The most efficient way I’ve found to get over culture shock is to accept that you are a foreigner in another land. I find that it helps to think back to all the times you innocently laughed at someone who didn’t speak English, who was completely lost with no sense of direction, or who simply annoyed you because they were “tourists.” Accepting that you are a tourist in another country will make for a less frustrating realization of cultural differences. The faster you can accept this, the quicker this “shock” will pass on by. And trust me, it will pass. If you make an effort to get out of your comfort zone, nine out of ten times you will be rewarded. The reward is life long friendships, new perspectives, gratitude for the people in your life, and personal growth.


“When you travel, remember that a foreign country is not designed to make you comfortable. It is designed to make its own people comfortable.” – Clifton Fadiman


My last abroad trip was in Prague. Prague is such a beautiful pace, and truly unlike anything I have ever experienced. I had never encountered the language before, and that was really interesting and cool to immerse myself in, even though it definitely made it harder. Things seem to generally be cheaper there. I spent a lot of time at Christmas markets in the square. One delicious food there is Prague ham. The ham is roasted on a spit in front of people, and then a big chunk is cut off and served on a plate with two slices of bread. The ham is humongous and delicious. I also had boiled corn and sliced potatoes on a skewer. I also tried mulled wine for the first time and it was delicious. I went to a few museums, and did some shopping, and delicious eating. The architecture in Prague is magnificent. Each and every building looks so unique and it’s hard to resist taking a picture of each one. Almost every street is cobblestone and I have discovered that I find these streets to be somehow more beautiful. Nightlife in Prague is also very busy, which is especially nice because I was traveling alone. I felt safe being out late at night, as there were always people around. I would definitely like to go back to Prague one day and experience even more of it.
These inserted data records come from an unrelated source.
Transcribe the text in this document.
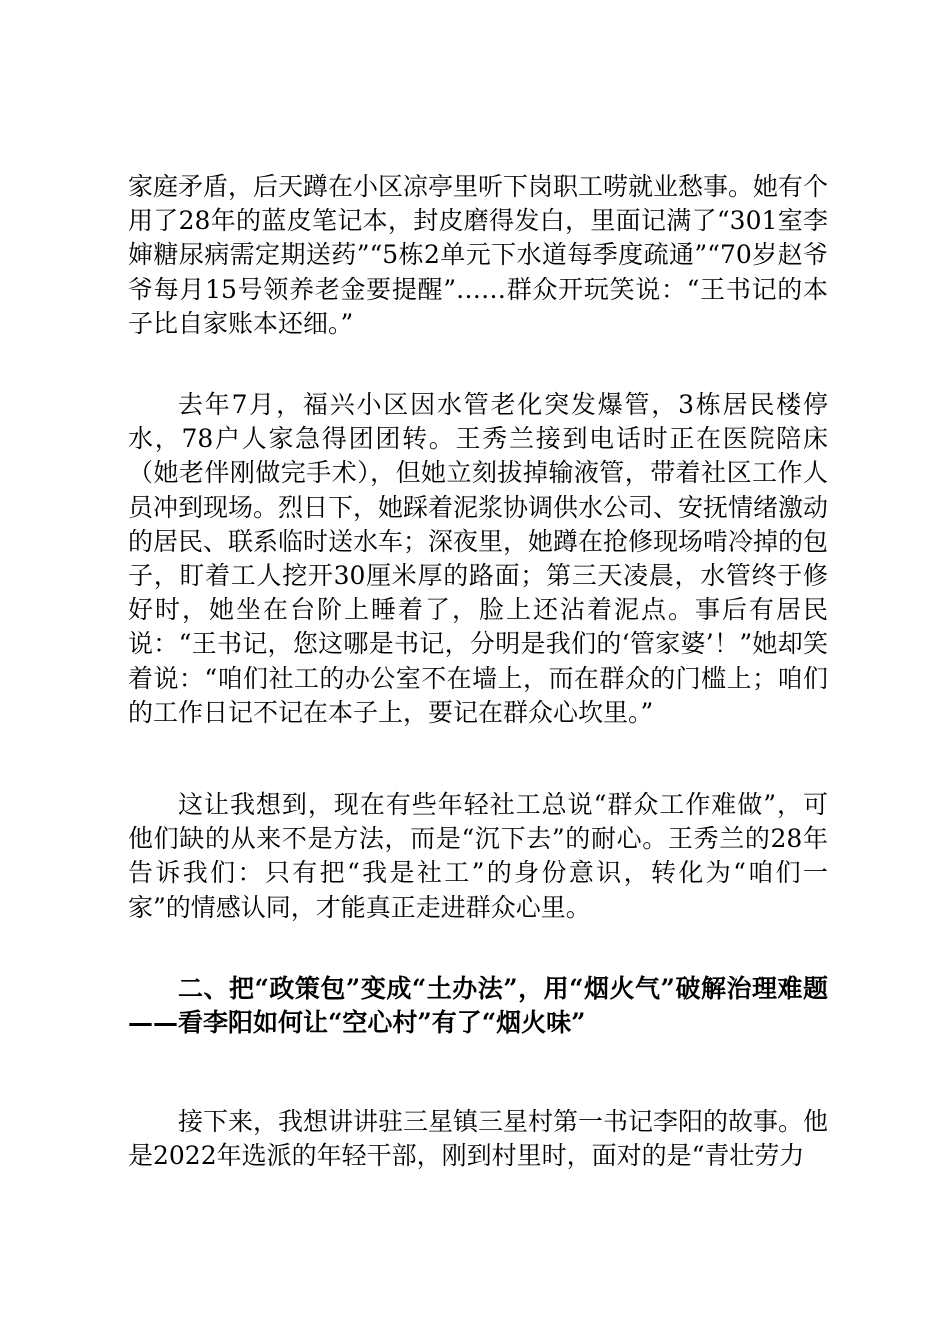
家庭矛盾，后天蹲在小区凉亭里听下岗职工唠就业愁事。她有个用了28年的蓝皮笔记本，封皮磨得发白，里面记满了“301室李婶糖尿病需定期送药”“5栋2单元下水道每季度疏通”“70岁赵爷爷每月15号领养老金要提醒”……群众开玩笑说：“王书记的本子比自家账本还细。”

去年7月，福兴小区因水管老化突发爆管，3栋居民楼停水，78户人家急得团团转。王秀兰接到电话时正在医院陪床（她老伴刚做完手术），但她立刻拔掉输液管，带着社区工作人员冲到现场。烈日下，她踩着泥浆协调供水公司、安抚情绪激动的居民、联系临时送水车；深夜里，她蹲在抢修现场啃冷掉的包子，盯着工人挖开30厘米厚的路面；第三天凌晨，水管终于修好时，她坐在台阶上睡着了，脸上还沾着泥点。事后有居民说：“王书记，您这哪是书记，分明是我们的‘管家婆’！”她却笑着说：“咱们社工的办公室不在墙上，而在群众的门槛上；咱们的工作日记不记在本子上，要记在群众心坎里。”

这让我想到，现在有些年轻社工总说“群众工作难做”，可他们缺的从来不是方法，而是“沉下去”的耐心。王秀兰的28年告诉我们：只有把“我是社工”的身份意识，转化为“咱们一家”的情感认同，才能真正走进群众心里。

二、把“政策包”变成“土办法”，用“烟火气”破解治理难题——看李阳如何让“空心村”有了“烟火味”

接下来，我想讲讲驻三星镇三星村第一书记李阳的故事。他是2022年选派的年轻干部，刚到村里时，面对的是“青壮劳力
I spent a few days in Brussels, and it was a really awesome experience. My hostel was right near Grand Place, which was really convenient, and it’s beautiful. I went to some museums and really enjoyed taking in the surroundings. One museum was the Royal Museum of Art, which is really cool, and quite huge. I also went to a small town called Bruges, which was a train ride away. It’s very small, but so unique that it was so worth it to spend a day there. I had amazing food and delicious chocolate. Brussels definitely has a lot to see and do, and of course eat, and I think I would definitely like to go back and get to see even more of it.